New ways to experience and to interact with livestreams

Tatiana Santoriniou, Director of Marketing and Administration for Genvid Technologies Europe

Deliver more personalized and immersive livestreams – that´s the goal for Genvid Technologies. Tatiana Santoriniou, Director of Marketing and Administration for Genvid Technologies Europe gives some insights, how developers and publishers can utilize Genvid´s technology and what it is capable off. Tatiana has several years of experience in the gaming industry, prior to Genvid she was the Head of Global Development Events for Wargaming and Director of the 4C conference.

1. The importance of video content for the gaming industry is bigger than ever. We are not only talking about trailers from publishers, video content is everywhere now - from game reviews and Let’s Plays to live streams, big broadcasts of live events and esport tournaments. With Genvid you are aiming to transform the live streams and make it more personalized, interactive and immersive for the audience. Can you tell us a bit more about it?

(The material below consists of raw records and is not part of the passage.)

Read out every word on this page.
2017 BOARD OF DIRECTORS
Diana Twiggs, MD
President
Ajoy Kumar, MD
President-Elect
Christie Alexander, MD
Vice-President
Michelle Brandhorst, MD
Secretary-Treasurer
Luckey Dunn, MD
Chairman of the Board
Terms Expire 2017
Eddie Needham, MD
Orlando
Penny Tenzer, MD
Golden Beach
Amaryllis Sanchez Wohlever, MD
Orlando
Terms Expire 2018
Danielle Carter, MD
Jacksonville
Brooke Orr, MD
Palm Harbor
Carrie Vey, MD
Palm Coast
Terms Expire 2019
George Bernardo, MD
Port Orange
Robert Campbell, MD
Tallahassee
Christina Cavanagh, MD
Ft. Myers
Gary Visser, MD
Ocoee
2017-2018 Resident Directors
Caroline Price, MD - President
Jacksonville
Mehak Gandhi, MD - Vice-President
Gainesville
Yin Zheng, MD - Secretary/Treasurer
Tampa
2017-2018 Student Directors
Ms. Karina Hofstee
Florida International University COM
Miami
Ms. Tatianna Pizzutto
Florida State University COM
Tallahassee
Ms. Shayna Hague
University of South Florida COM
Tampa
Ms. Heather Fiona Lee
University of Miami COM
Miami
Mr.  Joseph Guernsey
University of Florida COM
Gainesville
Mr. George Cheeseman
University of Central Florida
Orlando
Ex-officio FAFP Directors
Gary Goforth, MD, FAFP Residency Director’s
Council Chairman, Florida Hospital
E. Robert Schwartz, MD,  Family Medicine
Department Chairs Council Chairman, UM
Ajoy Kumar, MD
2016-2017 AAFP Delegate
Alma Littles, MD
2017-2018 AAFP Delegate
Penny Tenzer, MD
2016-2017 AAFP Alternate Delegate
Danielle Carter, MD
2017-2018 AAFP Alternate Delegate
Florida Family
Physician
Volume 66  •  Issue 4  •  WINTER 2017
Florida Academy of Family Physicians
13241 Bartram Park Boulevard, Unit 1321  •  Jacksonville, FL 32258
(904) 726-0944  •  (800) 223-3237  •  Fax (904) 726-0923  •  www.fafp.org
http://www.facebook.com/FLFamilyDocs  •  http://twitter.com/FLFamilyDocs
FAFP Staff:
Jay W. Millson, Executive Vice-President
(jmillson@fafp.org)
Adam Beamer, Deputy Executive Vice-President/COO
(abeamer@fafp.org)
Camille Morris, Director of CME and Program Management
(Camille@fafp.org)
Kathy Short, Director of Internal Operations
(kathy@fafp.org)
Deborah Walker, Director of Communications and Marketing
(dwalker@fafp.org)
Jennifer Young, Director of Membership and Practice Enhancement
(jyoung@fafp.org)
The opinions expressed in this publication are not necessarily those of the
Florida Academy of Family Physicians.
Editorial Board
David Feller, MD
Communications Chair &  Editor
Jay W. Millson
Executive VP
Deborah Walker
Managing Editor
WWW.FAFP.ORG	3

Genvid Technologies was founded about four years ago by game industry veterans coming from Square Enix, Ubisoft and AMD. In the past few years, there has been a significant increase in the numbers of spectators across all media platforms. We believe that viewers love live events, love communal experiences and love when their participation matters. Our goal is to power this next generation of viewing experiences across gaming, sports and unscripted/reality TV by unlocking and creating new opportunities for developers. Until now, the focus in the gaming industry has been placed on the players or the streamers, leaving the spectators as a huge underserved market.

Genvid’s unique, patented technology allows for livestream viewers to actively participate in, and even affect the outcome of the games they’re watching. This interactivity can take many forms, with developers offering viewers a wide range of enhanced engagement options such as additional layers of game and player data, the ability to cheer for players and teams in dramatic new ways, and more. This blurring of the line between the players and viewers means that everyone experiencing the game is an active participant and can have an impact.

2. What is the biggest challenge the company faces?

Our primary challenge is one of awareness: our technology is new and revolutionary, and it’s been our experience that once a developer understands the potential, they’re eager to utilize it. We spent the first two-plus years building the tech, and have only recently undertaken significant marketing and PR efforts. Many game studios and publishers are still just learning that interactive livestreaming is not only possible, but also relatively straightforward to integrate into their games. This process involves not only informing the developers about the possibilities but also guiding them throughout the various solutions they have available for them and supporting them in implementing the right solutions for their products. So we’re working to raise awareness and guide developers in creating new ways to engage their existing audience (players) and also include the new audience (viewers).

3. With your technology, you give a better access for advertisers at the live streams. What is this about, what can you offer in those terms?

As I mentioned there are many different ways of adding interactivity to livestreams, and this includes opportunities for studios and publishers to monetize the viewers of their games for the first time. Typically, ads are shown periodically as commercial breaks during livestreams, with the streamer and the streaming platform splitting that revenue. Our technology enables new forms of advertising and branded sponsorships that can be micro-targeted, personalized, and delivered via the stream overlay, so they can appear to be IN the game yet are only visible to viewers, not players.

4. Last year you opened a new office in Berlin. What are your goals with the location and why did you choose to come to Berlin?

Genvid has been growing rapidly over the last few years, from a handful of founding employees to a workforce of almost 70 amazing, diverse people in offices located in New York, Montreal, Los Angeles, Tokyo, and now Berlin. As part of our growth, it was vital for us to have a representation in Europe for more immediate connections to, and support of, European businesses. After conducting extensive research of numerous European cities, we discovered that Berlin had become a vital hub in the gaming industry. Dozens of major AAA studios and publishers, as well as promising indie developers, have offices in Berlin and the industry is booming. At the same time, Berlin offers a multicultural living and working environment and great support from the government for new businesses. So it was quite an easy choice for us. Our team in Berlin consists of marketing and developer relations veterans charged with increasing awareness of interactive streaming, as well as very experienced engineers who provide support to developers throughout the process of implementing our technology. This ranges from feedback and insights related to designing and developing games with interactive livestreams in mind, all the way to support and assistance in the deployment of the live experience.

5. Where do you see the future of Genvid? Are there plans to make your technology somehow accessible for genres next to gaming, for example live sport events or digital conventions?

Hundreds of millions of people watch games today, and while Genvid has primarily focused on the gaming industry so far, the potential of interactive livestreaming extends to many other markets, including live sports and reality TV - billions watch those shows. Virtually any live, digital viewing experience can be enhanced significantly through interactivity, giving each viewer their preferred level of interaction with the content they are consuming. We’re preparing to enter additional markets soon, and are excited to be pioneering the next generation of interactive media.

Thank you for the interview Tatiana!